Following several months of delays caused by lawsuits and the COVID-19 pandemic, a statewide law banning the use of single-use plastic bags in supermarkets, delis and hypermarkets will finally be enforced on Monday.
The Bag Waste Reduction Act came into effect on March 1 and is part of New York State’s environmental goal to reduce the number of bags used throughout New York State (currently 23 billion per year). The initial grace period for companies was until April 1 to allow them time to adapt to the new law without being fined.
However, when the law came into effect, Bodega and the Small Business Association sued the state and asked the judge to block the implementation of the new measure, claiming that the law was “unconstitutional and inconsistent”
Enforcement was postponed again until June, and the state allowed stores to continue to provide plastic bags so that store clerks could avoid handling customers’ reusable bags during the pandemic. The Centers for Disease Control and Prevention found no evidence between the spread of the virus in the plastic bag.
Finally, in August, the state Supreme Court Judge Gerald W. Connolly ruled that the law can continue after another two months of grace.

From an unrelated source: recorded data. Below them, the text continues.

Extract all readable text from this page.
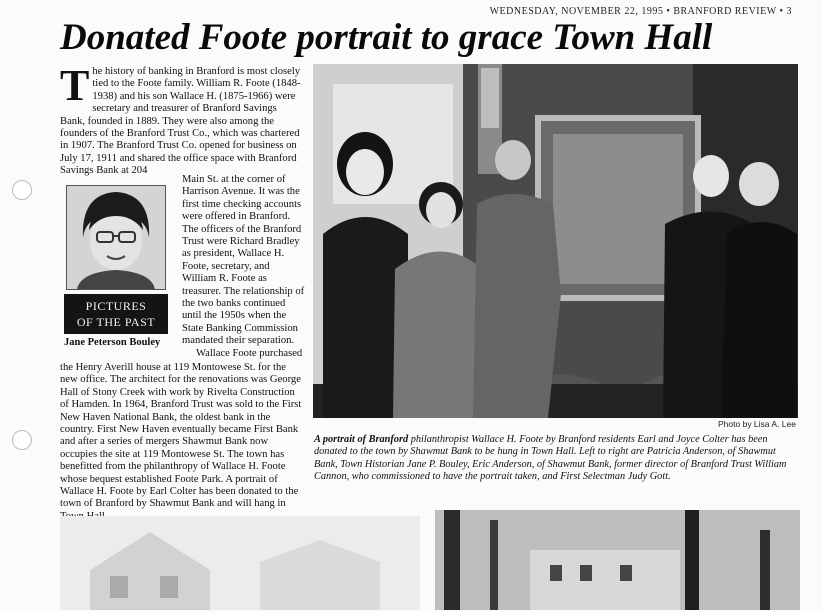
WEDNESDAY, NOVEMBER 22, 1995 • BRANFORD REVIEW • 3
Donated Foote portrait to grace Town Hall
T he history of banking in Branford is most closely tied to the Foote family. William R. Foote (1848-1938) and his son Wallace H. (1875-1966) were secretary and treasurer of Branford Savings Bank, founded in 1889. They were also among the founders of the Branford Trust Co., which was chartered in 1907. The Branford Trust Co. opened for business on July 17, 1911 and shared the office space with Branford Savings Bank at 204

PICTURES
OF THE PAST
Jane Peterson Bouley

Main St. at the corner of Harrison Avenue. It was the first time checking accounts were offered in Branford. The officers of the Branford Trust were Richard Bradley as president, Wallace H. Foote, secretary, and William R. Foote as treasurer. The relationship of the two banks continued until the 1950s when the State Banking Commission mandated their separation.

Wallace Foote purchased

the Henry Averill house at 119 Montowese St. for the new office. The architect for the renovations was George Hall of Stony Creek with work by Rivelta Construction of Hamden. In 1964, Branford Trust was sold to the First New Haven National Bank, the oldest bank in the country. First New Haven eventually became First Bank and after a series of mergers Shawmut Bank now occupies the site at 119 Montowese St. The town has benefitted from the philanthropy of Wallace H. Foote whose bequest established Foote Park. A portrait of Wallace H. Foote by Earl Colter has been donated to the town of Branford by Shawmut Bank and will hang in

Photo by Lisa A. Lee
A portrait of Branford philanthropist Wallace H. Foote by Branford residents Earl and Joyce Colter has been donated to the town by Shawmut Bank to be hung in Town Hall. Left to right are Patricia Anderson, of Shawmut Bank, Town Historian Jane P. Bouley, Eric Anderson, of Shawmut Bank, former director of Branford Trust William Cannon, who commissioned to have the portrait taken, and First Selectman Judy Gott.
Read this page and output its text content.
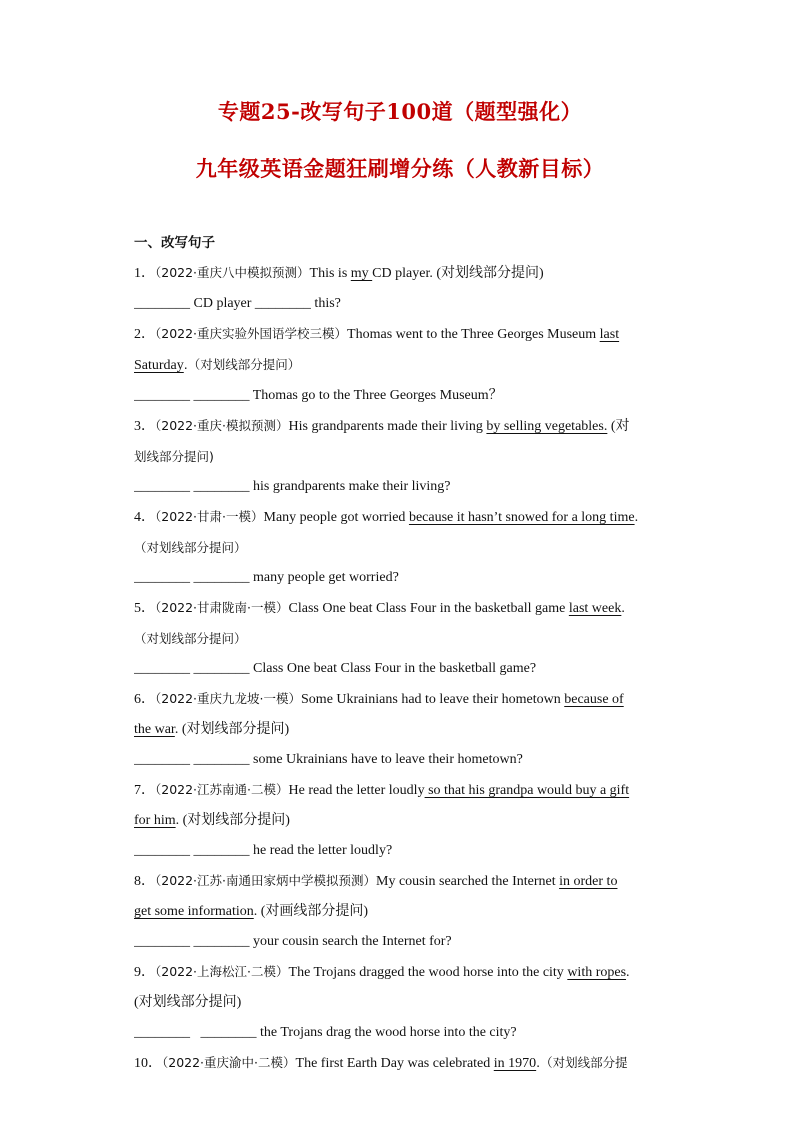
专题25-改写句子100道（题型强化）
九年级英语金题狂刷增分练（人教新目标）
一、改写句子
1．（2022·重庆八中模拟预测）This is my CD player. (对划线部分提问)
________ CD player ________ this?
2．（2022·重庆实验外国语学校三模）Thomas went to the Three Georges Museum last
Saturday.（对划线部分提问）
________ ________ Thomas go to the Three Georges Museum？
3．（2022·重庆·模拟预测）His grandparents made their living by selling vegetables. (对
划线部分提问)
________ ________ his grandparents make their living?
4．（2022·甘肃·一模）Many people got worried because it hasn’t snowed for a long time.
（对划线部分提问）
________ ________ many people get worried?
5．（2022·甘肃陇南·一模）Class One beat Class Four in the basketball game last week.
（对划线部分提问）
________ ________ Class One beat Class Four in the basketball game?
6．（2022·重庆九龙坡·一模）Some Ukrainians had to leave their hometown because of
the war. (对划线部分提问)
________ ________ some Ukrainians have to leave their hometown?
7．（2022·江苏南通·二模）He read the letter loudly so that his grandpa would buy a gift
for him. (对划线部分提问)
________ ________ he read the letter loudly?
8．（2022·江苏·南通田家炳中学模拟预测）My cousin searched the Internet in order to
get some information. (对画线部分提问)
________ ________ your cousin search the Internet for?
9．（2022·上海松江·二模）The Trojans dragged the wood horse into the city with ropes.
(对划线部分提问)
________   ________ the Trojans drag the wood horse into the city?
10．（2022·重庆渝中·二模）The first Earth Day was celebrated in 1970.（对划线部分提
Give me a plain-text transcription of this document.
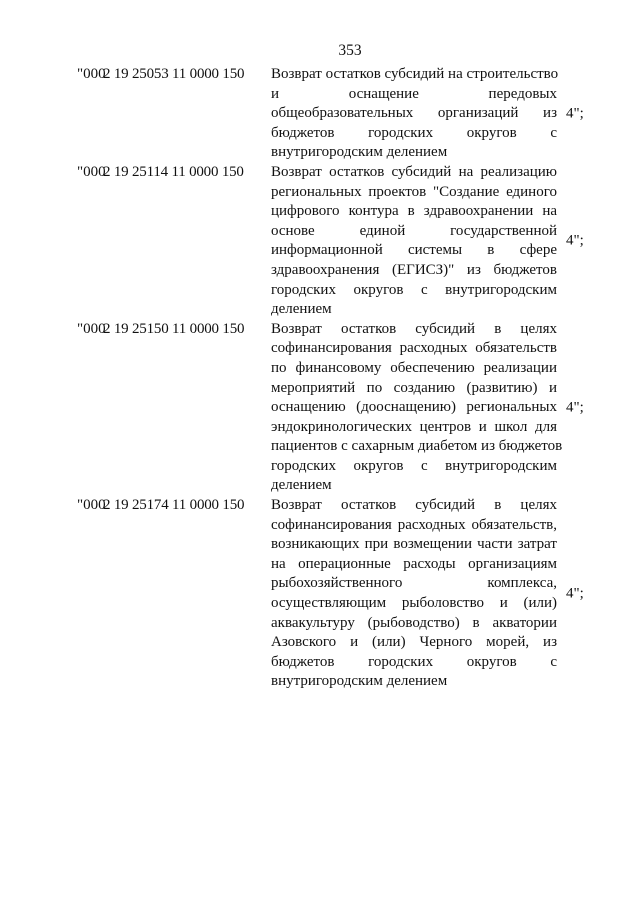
353
"000
2 19 25053 11 0000 150 Возврат остатков субсидий на строительство
и оснащение передовых
общеобразовательных организаций из
бюджетов городских округов с
внутригородским делением
4";
"000
2 19 25114 11 0000 150 Возврат остатков субсидий на реализацию
региональных проектов "Создание единого
цифрового контура в здравоохранении на
основе единой государственной
информационной системы в сфере
здравоохранения (ЕГИСЗ)" из бюджетов
городских округов с внутригородским
делением
4";
"000
2 19 25150 11 0000 150 Возврат остатков субсидий в целях
софинансирования расходных обязательств
по финансовому обеспечению реализации
мероприятий по созданию (развитию) и
оснащению (дооснащению) региональных
эндокринологических центров и школ для
пациентов с сахарным диабетом из бюджетов
городских округов с внутригородским
делением
4";
"000
2 19 25174 11 0000 150 Возврат остатков субсидий в целях
софинансирования расходных обязательств,
возникающих при возмещении части затрат
на операционные расходы организациям
рыбохозяйственного комплекса,
осуществляющим рыболовство и (или)
аквакультуру (рыбоводство) в акватории
Азовского и (или) Черного морей, из
бюджетов городских округов с
внутригородским делением
4";
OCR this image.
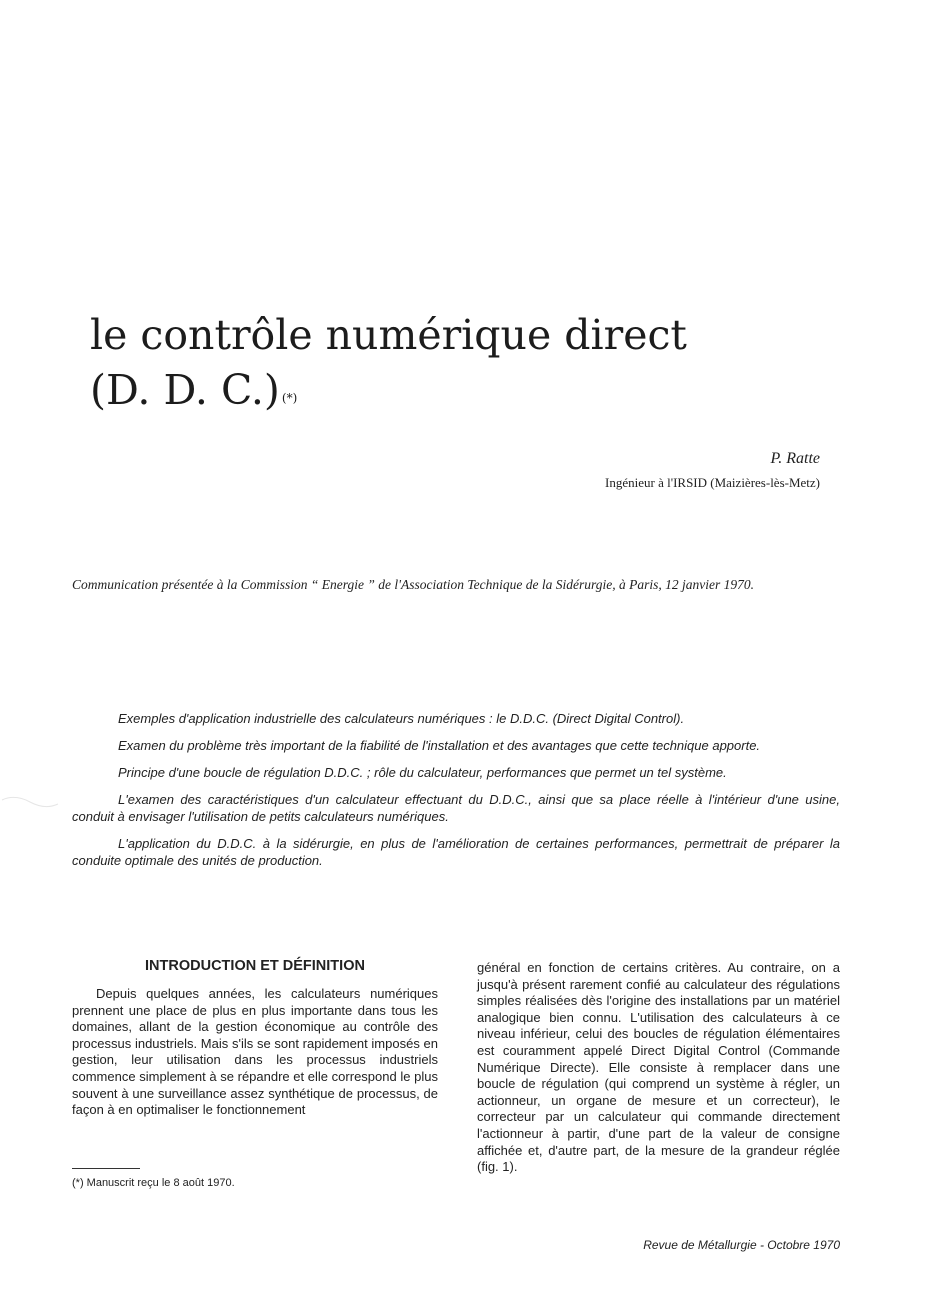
le contrôle numérique direct
(D. D. C.) (*)
P. Ratte
Ingénieur à l'IRSID (Maizières-lès-Metz)

Communication présentée à la Commission “ Energie ” de l'Association Technique de la Sidérurgie, à Paris, 12 janvier 1970.

Exemples d'application industrielle des calculateurs numériques : le D.D.C. (Direct Digital Control).

Examen du problème très important de la fiabilité de l'installation et des avantages que cette technique apporte.

Principe d'une boucle de régulation D.D.C. ; rôle du calculateur, performances que permet un tel système.

L'examen des caractéristiques d'un calculateur effectuant du D.D.C., ainsi que sa place réelle à l'intérieur d'une usine, conduit à envisager l'utilisation de petits calculateurs numériques.

L'application du D.D.C. à la sidérurgie, en plus de l'amélioration de certaines performances, permettrait de préparer la conduite optimale des unités de production.

INTRODUCTION ET DÉFINITION

Depuis quelques années, les calculateurs numériques prennent une place de plus en plus importante dans tous les domaines, allant de la gestion économique au contrôle des processus industriels. Mais s'ils se sont rapidement imposés en gestion, leur utilisation dans les processus industriels commence simplement à se répandre et elle correspond le plus souvent à une surveillance assez synthétique de processus, de façon à en optimaliser le fonctionnement

général en fonction de certains critères. Au contraire, on a jusqu'à présent rarement confié au calculateur des régulations simples réalisées dès l'origine des installations par un matériel analogique bien connu. L'utilisation des calculateurs à ce niveau inférieur, celui des boucles de régulation élémentaires est couramment appelé Direct Digital Control (Commande Numérique Directe). Elle consiste à remplacer dans une boucle de régulation (qui comprend un système à régler, un actionneur, un organe de mesure et un correcteur), le correcteur par un calculateur qui commande directement l'actionneur à partir, d'une part de la valeur de consigne affichée et, d'autre part, de la mesure de la grandeur réglée (fig. 1).

(*) Manuscrit reçu le 8 août 1970.

Revue de Métallurgie - Octobre 1970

The DEC commissioner said: “The court’s decision is a victory and proof of New York State’s efforts to end the scourge of disposable plastic bags, and it is also a direct condemnation of plastic bag manufacturers who have tried to stop the law and DEC’s implementation of the regulation.” (Basil Seggos) said in a statement after this decision: “Like we have been there for many months, DEC encourages New Yorkers to switch to reusable bags wherever they shop, and use common sense. Precautions to keep reusable bags clean. The court has ruled that DEC will begin to enforce the ban on October 19. It’s time for BYOBagNY.”
According to the law signed by Governor Andrew Cuomo on Earth Day 2019, shoppers can bring their own handbags for groceries and other items. Stores can sell brown bags at a price of five cents each, although families that rely on food stamps or “women, babies, and children” food programs do not have to pay. Stores can also sell reusable bags at higher prices.
Companies can still use plastic bags to store prescription drugs, newspapers to subscribe users, take-out meals, sliced food, and dry cleaning.
The income from the 5-cent paper bag fee will be allocated by the state’s Environmental Protection Fund and a city plan to provide free reusable luggage to New Yorkers. Retailers who violate the baggage ban will face warnings, but will be charged $250 for the second violation, and $500 for violations after the same calendar year.
Still have questions about what the plastic bag ban means for you and the planet? Go this way.